SI Joint Dysfunction – A Few Screws Loose

People who suffer from SI (sacroiliac) joint dysfunction know that it can be a real pain in the butt. Literally.

I like to tell people my son ruined my pelvis.  I know it sounds terrible, but it’s really not far from the truth.  The pain in my lower right back/buttock started when I was about two months pregnant.  At the time, “Obamacare” forced me onto Medicaid and I had a lovely Medicaid OB I aptly named “Medicaid Monster” who diagnosed me from across the room as having sciatica.  She then told me to find my happy place.

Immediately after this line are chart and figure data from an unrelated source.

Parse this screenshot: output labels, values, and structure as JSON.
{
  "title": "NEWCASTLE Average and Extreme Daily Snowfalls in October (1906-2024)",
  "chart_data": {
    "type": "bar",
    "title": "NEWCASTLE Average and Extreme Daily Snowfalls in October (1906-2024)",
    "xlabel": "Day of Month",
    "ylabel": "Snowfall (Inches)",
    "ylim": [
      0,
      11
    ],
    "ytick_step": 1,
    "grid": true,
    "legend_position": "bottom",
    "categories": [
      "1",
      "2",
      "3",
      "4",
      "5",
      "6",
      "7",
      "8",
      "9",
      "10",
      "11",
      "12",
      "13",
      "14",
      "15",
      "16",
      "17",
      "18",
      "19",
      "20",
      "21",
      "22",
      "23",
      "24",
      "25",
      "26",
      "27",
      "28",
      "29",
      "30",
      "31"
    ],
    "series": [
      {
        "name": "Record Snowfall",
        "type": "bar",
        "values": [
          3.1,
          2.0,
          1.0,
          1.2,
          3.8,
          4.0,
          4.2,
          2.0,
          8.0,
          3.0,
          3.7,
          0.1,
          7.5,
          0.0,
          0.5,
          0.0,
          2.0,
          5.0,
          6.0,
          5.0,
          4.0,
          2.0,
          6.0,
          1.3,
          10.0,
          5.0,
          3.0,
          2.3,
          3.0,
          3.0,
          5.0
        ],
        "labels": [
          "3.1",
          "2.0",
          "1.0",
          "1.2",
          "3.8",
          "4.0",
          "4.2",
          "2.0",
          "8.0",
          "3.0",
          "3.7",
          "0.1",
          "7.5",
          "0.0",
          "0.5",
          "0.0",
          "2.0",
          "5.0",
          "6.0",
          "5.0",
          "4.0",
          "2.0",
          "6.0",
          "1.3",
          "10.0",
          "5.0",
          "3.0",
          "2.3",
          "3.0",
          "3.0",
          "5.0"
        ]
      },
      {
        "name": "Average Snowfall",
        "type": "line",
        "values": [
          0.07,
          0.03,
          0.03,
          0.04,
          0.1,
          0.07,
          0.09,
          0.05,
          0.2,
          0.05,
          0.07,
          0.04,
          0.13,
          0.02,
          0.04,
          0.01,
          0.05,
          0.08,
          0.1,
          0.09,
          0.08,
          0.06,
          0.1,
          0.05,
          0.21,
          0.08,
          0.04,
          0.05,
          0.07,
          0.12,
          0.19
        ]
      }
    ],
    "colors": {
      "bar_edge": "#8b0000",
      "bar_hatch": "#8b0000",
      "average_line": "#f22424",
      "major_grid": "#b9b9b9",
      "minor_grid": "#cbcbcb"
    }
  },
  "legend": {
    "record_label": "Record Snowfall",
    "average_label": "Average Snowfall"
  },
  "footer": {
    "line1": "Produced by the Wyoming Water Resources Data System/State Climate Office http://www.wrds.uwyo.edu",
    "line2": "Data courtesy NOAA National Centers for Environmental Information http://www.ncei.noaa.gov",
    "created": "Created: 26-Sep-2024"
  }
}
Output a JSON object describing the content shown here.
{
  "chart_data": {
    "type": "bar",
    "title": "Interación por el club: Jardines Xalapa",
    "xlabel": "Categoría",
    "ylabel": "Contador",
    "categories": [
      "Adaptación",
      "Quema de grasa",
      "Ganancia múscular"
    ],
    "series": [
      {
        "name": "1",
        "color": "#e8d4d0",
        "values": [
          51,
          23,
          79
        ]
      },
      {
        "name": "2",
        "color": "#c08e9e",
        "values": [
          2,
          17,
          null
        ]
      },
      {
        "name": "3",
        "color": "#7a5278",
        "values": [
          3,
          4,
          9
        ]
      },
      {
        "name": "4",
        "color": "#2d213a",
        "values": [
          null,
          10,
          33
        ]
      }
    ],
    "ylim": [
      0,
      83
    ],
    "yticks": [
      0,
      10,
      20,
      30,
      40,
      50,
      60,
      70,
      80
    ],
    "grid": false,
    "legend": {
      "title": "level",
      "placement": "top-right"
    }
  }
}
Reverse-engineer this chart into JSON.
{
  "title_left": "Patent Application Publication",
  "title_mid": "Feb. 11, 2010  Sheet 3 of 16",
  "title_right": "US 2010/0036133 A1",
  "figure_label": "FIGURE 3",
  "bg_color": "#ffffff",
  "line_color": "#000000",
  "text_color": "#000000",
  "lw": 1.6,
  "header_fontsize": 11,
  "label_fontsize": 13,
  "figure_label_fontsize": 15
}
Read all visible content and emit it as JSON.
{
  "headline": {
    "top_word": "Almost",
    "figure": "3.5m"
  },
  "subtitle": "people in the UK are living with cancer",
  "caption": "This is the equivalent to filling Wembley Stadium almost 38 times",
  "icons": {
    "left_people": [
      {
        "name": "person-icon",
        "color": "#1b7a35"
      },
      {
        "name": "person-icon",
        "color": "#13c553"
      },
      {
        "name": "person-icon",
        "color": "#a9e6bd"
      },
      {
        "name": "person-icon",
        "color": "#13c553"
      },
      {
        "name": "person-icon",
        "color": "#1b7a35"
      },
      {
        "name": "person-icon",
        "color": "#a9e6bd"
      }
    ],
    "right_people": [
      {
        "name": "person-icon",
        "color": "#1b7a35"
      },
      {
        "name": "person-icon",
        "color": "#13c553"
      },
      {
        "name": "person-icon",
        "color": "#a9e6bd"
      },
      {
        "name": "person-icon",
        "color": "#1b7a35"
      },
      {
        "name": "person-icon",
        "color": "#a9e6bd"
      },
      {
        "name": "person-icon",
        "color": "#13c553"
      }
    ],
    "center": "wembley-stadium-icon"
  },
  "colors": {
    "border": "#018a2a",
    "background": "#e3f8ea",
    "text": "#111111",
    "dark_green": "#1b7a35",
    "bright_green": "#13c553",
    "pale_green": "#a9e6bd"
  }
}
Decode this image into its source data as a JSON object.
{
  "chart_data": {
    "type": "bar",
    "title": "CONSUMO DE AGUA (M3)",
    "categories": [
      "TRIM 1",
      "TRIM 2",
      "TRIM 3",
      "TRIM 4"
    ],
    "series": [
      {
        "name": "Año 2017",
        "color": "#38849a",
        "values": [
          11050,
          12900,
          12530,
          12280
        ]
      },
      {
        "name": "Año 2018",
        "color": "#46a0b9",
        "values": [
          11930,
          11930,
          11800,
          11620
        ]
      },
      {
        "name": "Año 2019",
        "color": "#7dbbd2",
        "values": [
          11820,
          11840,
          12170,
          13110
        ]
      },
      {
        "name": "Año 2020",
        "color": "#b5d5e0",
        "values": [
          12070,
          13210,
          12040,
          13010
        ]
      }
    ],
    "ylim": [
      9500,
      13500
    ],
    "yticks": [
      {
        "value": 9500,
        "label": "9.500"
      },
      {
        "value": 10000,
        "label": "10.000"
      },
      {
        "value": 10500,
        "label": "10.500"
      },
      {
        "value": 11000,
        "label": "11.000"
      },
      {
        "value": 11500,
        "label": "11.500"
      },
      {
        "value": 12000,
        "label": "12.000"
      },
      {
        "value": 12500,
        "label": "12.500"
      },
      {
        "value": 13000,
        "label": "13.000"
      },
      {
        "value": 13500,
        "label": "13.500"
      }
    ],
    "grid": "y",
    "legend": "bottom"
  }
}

I am amazed she is still alive.  Such self-restraint.

I had researched my pain enough to know it had to do with Pelvic Girdle Pain or my si joint in some way.  I didn’t have shooting pains down my leg.  I had a constant, dull pain in one area that became sharp like I was getting stabbed with exercise, walking, rolling over in bed, getting dressed, etc.  I was walking around like a person decades my senior.

XRayOf course, nobody wants to touch a pregnant woman with anything more than a cough drop, so I suffered through the pregnancy with the hopes it would magically disappear when my son graced us with his presence.

This didn’t happen, either.  The pain continued and grew worse. Chiropractor made it worse. X-rays and MRIs were pretty disappointing…it all looked mostly normal except some bone build up on the right side.  Thankfully, I finally had normal insurance and a doctor who cared enough to send me to a pain management doctor after his initial injections did nothing.  Nada.  Zilch.

Enter Pain Management.

  • Injections
  • Steroids
  • Nerve Blocks
  • Medications
  • Sacroiliac Belt
  • Nerve Ablations

The RFA (radiofrequency nerve ablation) is a quaint little procedure where they burn the nerves out of the joint and you have more pain for a few weeks while the little nerve buddies die off.  And then…no pain.

Heaven! Exercise! Rolling over in bed without having to bite my lip not to wake up my husband.

Until the little suckers grew back 5 months later. Pain and limping became my friends again.  It’s really embarassing when I’m all dressed up to work in a Corporate environment and I’m hobbling around in my cute little outfit like I should have a cane.  Or a walker.  Or crutches.  They seriously don’t match my shoes.

Insurance doesn’t like to cover these procedures, especially so frequently.  I had my second RFA last week and I’m looking forward to the death of my nerve buddies.  At my appointment, my pain management dude suggested I start looking into fusion surgery.

And there it is.  We’ve reached that point.  I’m surprisingly calm about it because I pray that God is going to heal me and I’m okay with whatever method He decides to do that.  I’ve also done my research and will continue to do so.  Prolotherapy and other alternatives are financially out of reach.  I’m in an online group where I talk to others who are in the same boat, or have already been down this road.

So here, I plan to blog through this process in the “SI Joint Dysfunction” category.  Maybe to help others, mostly to keep me sane.

First consultation with the orthopaedic surgeon is officially scheduled for the first week in February.  My RFA should be in full swing by then, so I’ll be skipping my way into the appointment.  Ready for a 5K.screws loose

Only to discuss getting a few screws in my hip.  They always said I had a few screws loose…how appropriate.

4 Comments

  1. Here you are. Sorry to hear about the chronic pain. I have some of my own.

    Great to see you writing again…so glad you’re able to engage. You have a gift and the written word seems to be a gift to you. Recover strong!

    • Trish

      Kim! Finally we meet again in the blogosphere. Thanks for stopping by, may we prevail in written word and recovery. Namaste.

  2. Kelly Taaffe

    Trish, thank you for taking the time to create a blog about your SI experiences! I’m glad we met on the Facebook support group. :)

    • Trish

      Me too, thank you for taking the time to read! I hope by writing about it, we can bring more awareness to this issue. It’s not talked about enough.